The “Excludes implementation” language in most of these descriptions is deliberate. It keeps the add-on bounded. If the client wants to implement after the audit, that is a new scope conversation, typically at a higher price.
Pre-defined add-ons shift the cross-sell from a proposal process to a simple question. When the scope is already written and the price is already set, the only thing between the client’s need and your revenue is the sentence: “This looks like a [Add-on Name] situation, want me to add it?” That sentence takes four seconds to say. The alternative takes a week of back-and-forth.
Where to Put the Library
Three places, with different purposes.
1. Client workspace (Notion, Google Drive, or your portal). Create a page called “Additional Services” with all add-ons listed. Clients browse it on their own when they have a need and want to see if you already have something. This generates passive inbound, clients who self-identify a need and ask about the add-on without you having to introduce it.
2. Proposals. After the main proposal scope, include a section called “Optional Add-Ons” with 2–3 relevant items from your library. Clients reviewing a proposal are already in buying mode, they are more likely to add something on than they would be in any other context.
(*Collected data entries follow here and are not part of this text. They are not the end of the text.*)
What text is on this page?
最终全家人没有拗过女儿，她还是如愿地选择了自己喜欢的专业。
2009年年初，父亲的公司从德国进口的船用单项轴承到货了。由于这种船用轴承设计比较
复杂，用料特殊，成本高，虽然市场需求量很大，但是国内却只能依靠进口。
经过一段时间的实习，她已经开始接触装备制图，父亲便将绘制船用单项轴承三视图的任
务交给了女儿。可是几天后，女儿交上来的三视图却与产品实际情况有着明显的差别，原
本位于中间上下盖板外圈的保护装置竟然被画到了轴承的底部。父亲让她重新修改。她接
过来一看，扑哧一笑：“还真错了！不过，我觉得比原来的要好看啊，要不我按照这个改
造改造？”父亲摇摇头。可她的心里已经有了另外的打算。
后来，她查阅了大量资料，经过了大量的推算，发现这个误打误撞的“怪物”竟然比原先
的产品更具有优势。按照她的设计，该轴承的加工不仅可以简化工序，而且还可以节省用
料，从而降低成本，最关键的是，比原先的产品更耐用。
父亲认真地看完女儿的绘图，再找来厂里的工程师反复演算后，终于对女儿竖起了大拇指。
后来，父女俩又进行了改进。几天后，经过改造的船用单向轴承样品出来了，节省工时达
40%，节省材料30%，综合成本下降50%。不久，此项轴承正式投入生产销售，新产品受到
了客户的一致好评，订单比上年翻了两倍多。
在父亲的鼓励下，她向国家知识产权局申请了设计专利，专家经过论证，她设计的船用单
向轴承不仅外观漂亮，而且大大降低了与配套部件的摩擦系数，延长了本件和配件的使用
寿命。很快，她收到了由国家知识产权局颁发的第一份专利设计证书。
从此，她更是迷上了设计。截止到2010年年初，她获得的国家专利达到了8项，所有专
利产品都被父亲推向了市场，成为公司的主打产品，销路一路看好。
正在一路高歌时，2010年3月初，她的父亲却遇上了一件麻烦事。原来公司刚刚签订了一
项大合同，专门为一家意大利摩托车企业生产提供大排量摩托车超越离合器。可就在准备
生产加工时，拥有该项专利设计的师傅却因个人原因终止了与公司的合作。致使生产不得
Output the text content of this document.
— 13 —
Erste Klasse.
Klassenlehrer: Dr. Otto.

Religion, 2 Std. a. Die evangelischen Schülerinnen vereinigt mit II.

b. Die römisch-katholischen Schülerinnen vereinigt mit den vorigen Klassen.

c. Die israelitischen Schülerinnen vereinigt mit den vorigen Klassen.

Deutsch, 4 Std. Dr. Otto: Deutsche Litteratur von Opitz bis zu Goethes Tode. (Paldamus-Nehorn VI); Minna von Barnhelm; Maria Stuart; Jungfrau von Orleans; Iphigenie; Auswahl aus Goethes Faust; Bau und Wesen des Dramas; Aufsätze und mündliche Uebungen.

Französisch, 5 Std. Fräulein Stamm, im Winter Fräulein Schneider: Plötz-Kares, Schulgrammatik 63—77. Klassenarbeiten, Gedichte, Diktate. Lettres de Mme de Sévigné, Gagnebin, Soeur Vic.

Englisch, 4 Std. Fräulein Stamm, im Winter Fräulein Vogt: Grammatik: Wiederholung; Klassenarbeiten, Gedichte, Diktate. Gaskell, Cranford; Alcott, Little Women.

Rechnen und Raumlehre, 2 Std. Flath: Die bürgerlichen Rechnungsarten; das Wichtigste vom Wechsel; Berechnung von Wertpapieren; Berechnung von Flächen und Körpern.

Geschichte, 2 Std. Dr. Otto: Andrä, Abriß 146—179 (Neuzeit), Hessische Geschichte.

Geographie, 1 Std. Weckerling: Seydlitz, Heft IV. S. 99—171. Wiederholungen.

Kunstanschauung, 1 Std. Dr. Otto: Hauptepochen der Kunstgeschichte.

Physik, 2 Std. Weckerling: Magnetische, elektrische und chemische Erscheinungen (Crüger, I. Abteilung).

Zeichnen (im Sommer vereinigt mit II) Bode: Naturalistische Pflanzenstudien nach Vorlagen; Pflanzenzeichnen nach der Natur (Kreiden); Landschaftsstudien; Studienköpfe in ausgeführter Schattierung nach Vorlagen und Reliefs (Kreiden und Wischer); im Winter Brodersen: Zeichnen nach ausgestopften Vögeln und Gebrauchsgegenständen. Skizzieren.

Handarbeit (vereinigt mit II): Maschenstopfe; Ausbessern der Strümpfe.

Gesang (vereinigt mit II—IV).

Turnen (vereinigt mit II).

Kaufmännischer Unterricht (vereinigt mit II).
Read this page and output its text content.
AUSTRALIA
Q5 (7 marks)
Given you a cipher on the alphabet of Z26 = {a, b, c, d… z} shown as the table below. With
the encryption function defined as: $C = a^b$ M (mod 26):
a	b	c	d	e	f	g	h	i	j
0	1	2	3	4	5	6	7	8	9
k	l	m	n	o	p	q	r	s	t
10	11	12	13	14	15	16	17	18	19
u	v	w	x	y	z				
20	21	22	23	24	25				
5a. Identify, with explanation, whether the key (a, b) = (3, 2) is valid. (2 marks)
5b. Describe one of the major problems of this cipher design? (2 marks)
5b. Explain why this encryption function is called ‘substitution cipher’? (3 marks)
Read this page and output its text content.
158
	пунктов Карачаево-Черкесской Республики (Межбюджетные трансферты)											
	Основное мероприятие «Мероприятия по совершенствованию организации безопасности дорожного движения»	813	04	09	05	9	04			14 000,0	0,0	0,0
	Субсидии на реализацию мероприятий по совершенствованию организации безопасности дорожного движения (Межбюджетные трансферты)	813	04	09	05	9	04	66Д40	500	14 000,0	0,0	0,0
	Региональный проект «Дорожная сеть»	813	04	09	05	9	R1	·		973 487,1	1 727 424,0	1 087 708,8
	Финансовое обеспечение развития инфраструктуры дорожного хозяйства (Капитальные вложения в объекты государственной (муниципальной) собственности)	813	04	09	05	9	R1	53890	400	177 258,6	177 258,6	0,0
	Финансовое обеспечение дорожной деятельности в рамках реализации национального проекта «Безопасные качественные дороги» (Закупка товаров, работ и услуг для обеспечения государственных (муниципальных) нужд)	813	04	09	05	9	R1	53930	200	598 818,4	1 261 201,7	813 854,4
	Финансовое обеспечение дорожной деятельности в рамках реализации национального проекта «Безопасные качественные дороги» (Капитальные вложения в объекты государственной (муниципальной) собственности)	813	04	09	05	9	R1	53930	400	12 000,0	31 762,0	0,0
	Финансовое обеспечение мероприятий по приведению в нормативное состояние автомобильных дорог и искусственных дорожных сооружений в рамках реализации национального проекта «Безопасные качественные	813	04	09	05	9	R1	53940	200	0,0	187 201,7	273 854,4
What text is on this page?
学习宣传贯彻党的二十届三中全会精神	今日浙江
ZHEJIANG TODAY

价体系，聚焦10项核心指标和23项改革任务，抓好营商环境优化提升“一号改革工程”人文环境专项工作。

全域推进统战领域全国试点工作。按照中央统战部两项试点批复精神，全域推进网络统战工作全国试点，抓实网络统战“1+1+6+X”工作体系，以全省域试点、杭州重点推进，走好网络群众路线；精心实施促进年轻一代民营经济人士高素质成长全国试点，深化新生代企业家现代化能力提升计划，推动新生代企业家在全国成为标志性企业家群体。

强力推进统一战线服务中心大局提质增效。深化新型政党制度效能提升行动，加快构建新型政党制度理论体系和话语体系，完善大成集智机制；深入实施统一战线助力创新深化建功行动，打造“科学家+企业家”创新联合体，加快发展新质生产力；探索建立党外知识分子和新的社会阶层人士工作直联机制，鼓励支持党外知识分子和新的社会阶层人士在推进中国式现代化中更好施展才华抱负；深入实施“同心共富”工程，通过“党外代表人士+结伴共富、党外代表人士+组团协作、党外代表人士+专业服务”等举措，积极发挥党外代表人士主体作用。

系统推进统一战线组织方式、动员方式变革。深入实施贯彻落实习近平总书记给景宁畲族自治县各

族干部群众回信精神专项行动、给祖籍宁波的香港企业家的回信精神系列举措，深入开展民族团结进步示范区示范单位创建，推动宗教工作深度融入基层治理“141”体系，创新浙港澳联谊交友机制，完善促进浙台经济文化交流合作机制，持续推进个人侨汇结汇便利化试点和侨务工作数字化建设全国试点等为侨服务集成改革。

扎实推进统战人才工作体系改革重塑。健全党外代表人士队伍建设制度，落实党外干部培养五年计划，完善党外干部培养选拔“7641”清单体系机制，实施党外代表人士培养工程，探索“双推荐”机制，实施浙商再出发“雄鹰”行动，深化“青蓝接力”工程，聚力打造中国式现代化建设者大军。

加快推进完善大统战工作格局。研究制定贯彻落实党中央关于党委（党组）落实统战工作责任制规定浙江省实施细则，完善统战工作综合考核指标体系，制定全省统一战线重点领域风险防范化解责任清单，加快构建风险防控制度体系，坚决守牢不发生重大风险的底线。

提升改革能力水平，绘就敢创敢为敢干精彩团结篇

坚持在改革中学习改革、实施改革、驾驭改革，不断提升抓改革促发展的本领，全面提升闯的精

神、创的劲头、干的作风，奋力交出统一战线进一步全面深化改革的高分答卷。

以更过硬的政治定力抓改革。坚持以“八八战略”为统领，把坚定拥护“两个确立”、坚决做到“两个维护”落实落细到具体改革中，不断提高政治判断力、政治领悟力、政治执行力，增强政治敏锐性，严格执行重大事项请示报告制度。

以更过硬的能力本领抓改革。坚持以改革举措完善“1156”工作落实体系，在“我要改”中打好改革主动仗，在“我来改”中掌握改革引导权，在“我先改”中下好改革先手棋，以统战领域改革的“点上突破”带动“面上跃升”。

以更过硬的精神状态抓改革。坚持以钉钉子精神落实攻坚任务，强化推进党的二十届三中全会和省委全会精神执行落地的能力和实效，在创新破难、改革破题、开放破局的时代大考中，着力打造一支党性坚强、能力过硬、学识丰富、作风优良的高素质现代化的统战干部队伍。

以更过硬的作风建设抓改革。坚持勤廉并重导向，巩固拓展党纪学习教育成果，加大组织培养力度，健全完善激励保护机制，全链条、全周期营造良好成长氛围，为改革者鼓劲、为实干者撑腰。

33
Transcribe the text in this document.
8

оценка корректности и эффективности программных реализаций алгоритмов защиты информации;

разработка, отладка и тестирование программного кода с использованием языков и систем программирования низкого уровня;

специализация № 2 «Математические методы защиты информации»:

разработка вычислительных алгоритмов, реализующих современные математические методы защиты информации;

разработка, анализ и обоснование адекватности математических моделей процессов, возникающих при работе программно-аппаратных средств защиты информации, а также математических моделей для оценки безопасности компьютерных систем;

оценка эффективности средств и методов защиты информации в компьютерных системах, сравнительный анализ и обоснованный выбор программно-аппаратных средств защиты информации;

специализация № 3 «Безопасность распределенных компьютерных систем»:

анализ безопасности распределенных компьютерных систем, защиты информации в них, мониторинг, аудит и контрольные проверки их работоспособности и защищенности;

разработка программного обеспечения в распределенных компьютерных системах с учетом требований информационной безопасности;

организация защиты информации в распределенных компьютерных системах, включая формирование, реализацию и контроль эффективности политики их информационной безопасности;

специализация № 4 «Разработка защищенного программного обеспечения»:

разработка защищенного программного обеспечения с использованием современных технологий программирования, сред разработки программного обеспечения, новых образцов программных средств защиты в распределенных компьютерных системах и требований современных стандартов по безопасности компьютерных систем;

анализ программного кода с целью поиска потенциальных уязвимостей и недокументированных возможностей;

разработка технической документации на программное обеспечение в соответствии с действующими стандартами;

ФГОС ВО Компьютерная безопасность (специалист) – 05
3. Monthly check-in agenda. Reserve 3–5 minutes at the end of every monthly check-in for a brief scan: “Looking at the library, anything here that’s relevant to what you mentioned about [specific thing from the conversation]?” This is not a sales pitch, it is a structured check that happens every time, which normalizes it.
The Introduction Script
When a client mentions a problem that maps to an add-on, use this:
“That’s actually something we have a defined process for. It’s called [Name], the short version is [one sentence description]. It’s $[X] and takes [timeline]. Want me to add it to the current engagement, or should I send you the full description to review?”
Two options again. Either they agree now, or you send them the written description (the one-paragraph description from your library). Both move forward.
Do not scope it live. Do not negotiate the price live. The fixed scope and fixed price are the product. Changing them in the moment turns the add-on back into a custom project.
Maintaining the Library
Review the library twice a year. Add add-ons based on services you’ve delivered more than twice in the past six months. Remove add-ons you’ve offered but no client has purchased in 12 months, either the need isn’t real, the price is wrong, or the description isn’t communicating value.
Revise descriptions when you get questions. If a client asks “what does that include?” it means the description isn’t specific enough. Tighten it until the question stops.
The library is living documentation of your most repeatable adjacent value. Its real function is not the document itself, it is forcing you to identify, name, and price the work that was previously invisible revenue sitting undiscovered in your existing client relationships.